Il Cern sfida la forza cosmica

L'acceleratore di particelle, elemento centrale e più spettacolare del Cern di Ginevra, è uno strumento fondamentale per conoscere i «segreti» della materia.
La macchina, un anello di 27 chilometri di circonferenza, è in grado di produrre e gestire fasci di ioni, più precisamente fasci di particelle elettricamente cariche, con elevata energia cinetica.
Il Large Hadron Collider, entrato in funzione il 10 settembre 2008, che ha rimpiazzato il Lep, è stato progettato per gestire per 7000 GeV (cioè 7 miliardi di elettrovolt) di energia massima per fasci di protoni. È la più alta della storia e permette condizioni sperimentali paragonabili a quelle dei primi momenti di vita dell'Universo, subito dopo il Big Bang. Già in queste righe si spiega il significato degli investimenti messi a punto per costruire l'impianto: conoscere la «matrice» della forza primigenia dell'universo significa gestire campi di energia sinora apprezzati solo in linea teorica.
Le applicazioni dell'Lhc portano allo studio della massa delle particelle elementari e della loro origine, ma anche del loro opposto, ovvero l'antimateria. A Ginevra questi concetti escono dai libri di fantascienza ed approdano nella realtà, con implicazioni che vanno oltre l'immaginazione. Sfruttare l'antimateria, infatti, potrebbe risolvere ogni problema energetico. Una sfida entusiasmante quanto pericolosa. Il contatto fra materia e antimateria è potenzialmente quanto di più ingestibile possa essere oggi concepito. Il Centro europeo per la ricerca nucleare, nato nel 1954, nel corso degli anni ha costruito diversi acceleratori, fino ad arrivare ad un «complesso». Fin dal principio, è stato infatti previsto che ogni nuova e più potente macchina avrebbe utilizzato le precedenti come «iniettori», creando una catena di acceleratori che porta gradualmente un fascio di particelle ad energie sempre più elevate.

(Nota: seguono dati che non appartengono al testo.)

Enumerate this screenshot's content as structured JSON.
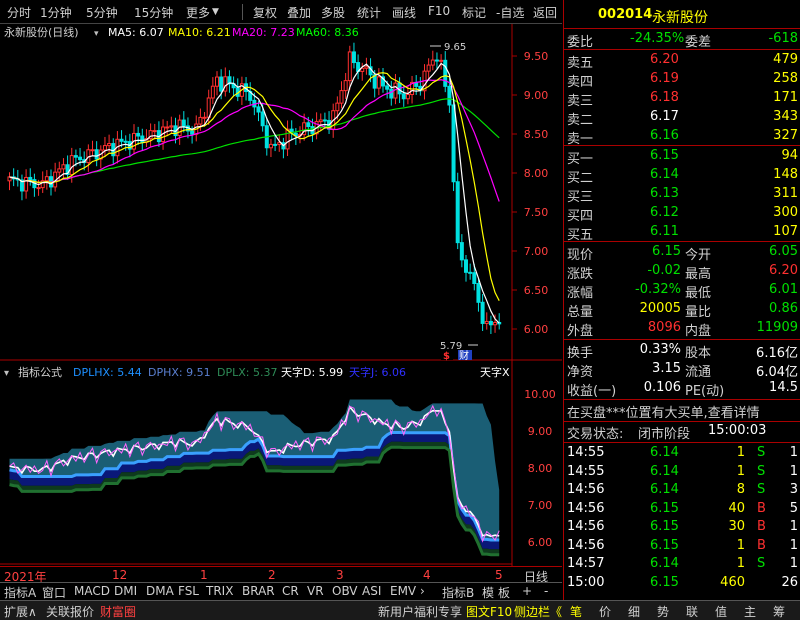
{
  "toolbar": {
    "period_buttons": [
      "分时",
      "1分钟",
      "5分钟",
      "15分钟",
      "更多"
    ],
    "action_buttons": [
      "复权",
      "叠加",
      "多股",
      "统计",
      "画线",
      "F10",
      "标记",
      "-自选",
      "返回"
    ]
  },
  "main_chart": {
    "stock_label": "永新股份(日线)",
    "ma": [
      {
        "label": "MA5: 6.07",
        "color": "#ffffff"
      },
      {
        "label": "MA10: 6.21",
        "color": "#ffff00"
      },
      {
        "label": "MA20: 7.23",
        "color": "#ff00ff"
      },
      {
        "label": "MA60: 8.36",
        "color": "#00ff00"
      }
    ],
    "y_ticks": [
      "9.50",
      "9.00",
      "8.50",
      "8.00",
      "7.50",
      "7.00",
      "6.50",
      "6.00"
    ],
    "high_marker": "9.65",
    "low_marker": "5.79",
    "icon_s": "$",
    "icon_cai": "财"
  },
  "indicator": {
    "title": "指标公式",
    "series": [
      {
        "label": "DPLHX: 5.44",
        "color": "#1e90ff"
      },
      {
        "label": "DPHX: 9.51",
        "color": "#5a7fd0"
      },
      {
        "label": "DPLX: 5.37",
        "color": "#2e8b57"
      },
      {
        "label": "天字D: 5.99",
        "color": "#ffffff"
      },
      {
        "label": "天字J: 6.06",
        "color": "#3030ff"
      }
    ],
    "close_label": "天字X",
    "y_ticks": [
      "10.00",
      "9.00",
      "8.00",
      "7.00",
      "6.00"
    ]
  },
  "x_axis": {
    "labels": [
      "2021年",
      "12",
      "1",
      "2",
      "3",
      "4",
      "5"
    ],
    "period": "日线"
  },
  "bottom_tabs": [
    "指标A",
    "窗口",
    "MACD",
    "DMI",
    "DMA",
    "FSL",
    "TRIX",
    "BRAR",
    "CR",
    "VR",
    "OBV",
    "ASI",
    "EMV",
    "指标B",
    "模",
    "板",
    "+",
    "-"
  ],
  "quote": {
    "code": "002014",
    "name": "永新股份",
    "weibi_label": "委比",
    "weibi": "-24.35%",
    "weicha_label": "委差",
    "weicha": "-618",
    "asks": [
      {
        "label": "卖五",
        "price": "6.20",
        "vol": "479"
      },
      {
        "label": "卖四",
        "price": "6.19",
        "vol": "258"
      },
      {
        "label": "卖三",
        "price": "6.18",
        "vol": "171"
      },
      {
        "label": "卖二",
        "price": "6.17",
        "vol": "343"
      },
      {
        "label": "卖一",
        "price": "6.16",
        "vol": "327"
      }
    ],
    "bids": [
      {
        "label": "买一",
        "price": "6.15",
        "vol": "94"
      },
      {
        "label": "买二",
        "price": "6.14",
        "vol": "148"
      },
      {
        "label": "买三",
        "price": "6.13",
        "vol": "311"
      },
      {
        "label": "买四",
        "price": "6.12",
        "vol": "300"
      },
      {
        "label": "买五",
        "price": "6.11",
        "vol": "107"
      }
    ],
    "stats": [
      {
        "l1": "现价",
        "v1": "6.15",
        "l2": "今开",
        "v2": "6.05"
      },
      {
        "l1": "涨跌",
        "v1": "-0.02",
        "l2": "最高",
        "v2": "6.20"
      },
      {
        "l1": "涨幅",
        "v1": "-0.32%",
        "l2": "最低",
        "v2": "6.01"
      },
      {
        "l1": "总量",
        "v1": "20005",
        "l2": "量比",
        "v2": "0.86"
      },
      {
        "l1": "外盘",
        "v1": "8096",
        "l2": "内盘",
        "v2": "11909"
      }
    ],
    "fin": [
      {
        "l1": "换手",
        "v1": "0.33%",
        "l2": "股本",
        "v2": "6.16亿"
      },
      {
        "l1": "净资",
        "v1": "3.15",
        "l2": "流通",
        "v2": "6.04亿"
      },
      {
        "l1": "收益(一)",
        "v1": "0.106",
        "l2": "PE(动)",
        "v2": "14.5"
      }
    ],
    "notice": "在买盘***位置有大买单,查看详情",
    "state_label": "交易状态:",
    "state_value": "闭市阶段",
    "state_time": "15:00:03"
  },
  "ticks": [
    {
      "time": "14:55",
      "price": "6.14",
      "vol": "1",
      "side": "S",
      "n": "1"
    },
    {
      "time": "14:55",
      "price": "6.14",
      "vol": "1",
      "side": "S",
      "n": "1"
    },
    {
      "time": "14:56",
      "price": "6.14",
      "vol": "8",
      "side": "S",
      "n": "3"
    },
    {
      "time": "14:56",
      "price": "6.15",
      "vol": "40",
      "side": "B",
      "n": "5"
    },
    {
      "time": "14:56",
      "price": "6.15",
      "vol": "30",
      "side": "B",
      "n": "1"
    },
    {
      "time": "14:56",
      "price": "6.15",
      "vol": "1",
      "side": "B",
      "n": "1"
    },
    {
      "time": "14:57",
      "price": "6.14",
      "vol": "1",
      "side": "S",
      "n": "1"
    },
    {
      "time": "15:00",
      "price": "6.15",
      "vol": "460",
      "side": "",
      "n": "26"
    }
  ],
  "status_bar": {
    "left": [
      "扩展∧",
      "关联报价",
      "财富圈"
    ],
    "middle": [
      "新用户福利专享",
      "图文F10",
      "侧边栏《"
    ],
    "right": [
      "笔",
      "价",
      "细",
      "势",
      "联",
      "值",
      "主",
      "筹"
    ]
  },
  "colors": {
    "up": "#ff3030",
    "down": "#00e000",
    "accent_border": "#aa0000",
    "text": "#d0d0d0"
  }
}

I metodi per accelerare particelle sono basati sull'uso di campi elettrici e magnetici, di cui i primi forniscono energia alle particelle accelerandole e i secondi servono a curvarne la traiettoria sfruttando la forza di Lorentz o a correggere dispersioni spaziali e di impulso dei fasci accelerati.
L'ultimo nato, l'Lhc è costruito a circa 100 metri di profondità; al suo interno, si muovono fasci di protoni a velocità prossime a quella della luce (300mila km al secondo). La macchina accelera due fasci di particelle che circolano in direzioni opposte, ciascuno contenuto in un tubo a vuoto. Questi collidono in quattro punti lungo l'orbita, in corrispondenza di sale appositamente realizzate: Atlas, Cms, Lhcb e Alice. In queste gigantesche «caverne» d'acciaio numerosi rivelatori scansionano lo scontro programmato fra particelle.
Tra gli scopi principali degli studi, cercare fra queste particelle tracce dell'esistenza del bosone di Higgs, la particella «madre».
Il nuovo acceleratore, dopo alcuni problemi tecnici, ha prodotto risultati incredibili; è riuscito infatti a «ricreare» la materia dei primi istanti del Big Bang.
Con il protocollo Atlas si è potuto appurare che le collisioni di ioni di piombo a temperature altissime hanno prodotto uno stato della materia mai osservato finora: una sorta di «brodo» primordiale in cui le particelle normalmente imprigionate nei nuclei (quark e gluoni) galleggiano liberamente. Siamo ad un passo dall'energia «assoluta», tanto che i detrattori considerano questi esperimenti una minaccia per il nostro pianeta.